If you have any questions, feel free to come to TA Hours or post on Campuswire!

As this project is out during Thanksgiving, we know that some of you might be out of town and will not be able to access TA help at the times you want to – so we will try to be of as much help on Campuswire as possible. However, as most of us are also back home for Thanksgiving as well, please be patient with us as we try to get back to you as fast as we can! :-)

You got this!

Feedback

Have any feedback about this assignment, or about the course in general? Submit your feedback here!

Conclusion

Hooray, you did it! Thanks to you and your friend, Detective Santiago finally bought a great gift for Captain Holt.

Appendix 1: Project Setup Instructions

If you are having trouble accessing the video player above, the video can be viewed here.

Text instructions at this link: https://cs.brown.edu/courses/csci0111/projects/project-3-installation.html

Appendix 2: Structure of the folder we provided to you

This project contains several default files that will be working in tandem with each other:

app.py: This is the file that will run the web app, get the returns from the functions that you wrote in books.py to display them on your the web app.

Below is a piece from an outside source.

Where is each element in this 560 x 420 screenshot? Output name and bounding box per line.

books.csv: A large comma separated file containing all of the books that the website could comprise. From left to right the columns that it contains are: Title, Author, Genre, Image, Rating, and Reviews.

books.py: A Python file that allows the web app to (1) get the books as the user interacts with the website, (2) keep track of the books that have been purchased/added to the cart, (3) keep track of the recommendations we want to give to the user.

genres.txt: A text file the genres that we are displaying (there are a lot other genres in the books.csv file, but we are not displaying every single one of them!)

static: A folder that contains .css and .js files that mostly allow us to style our snazzy web-app (in addition to displaying important information on the pages that you see, such as displaying the buttons as added to cart or not)!

templates: A folder that contains the structures of the pages in your web app

reflection.txt: A text file containing your answers to the reflection questions.

test_books.py: A test file where all of the test functions for the books class should be located.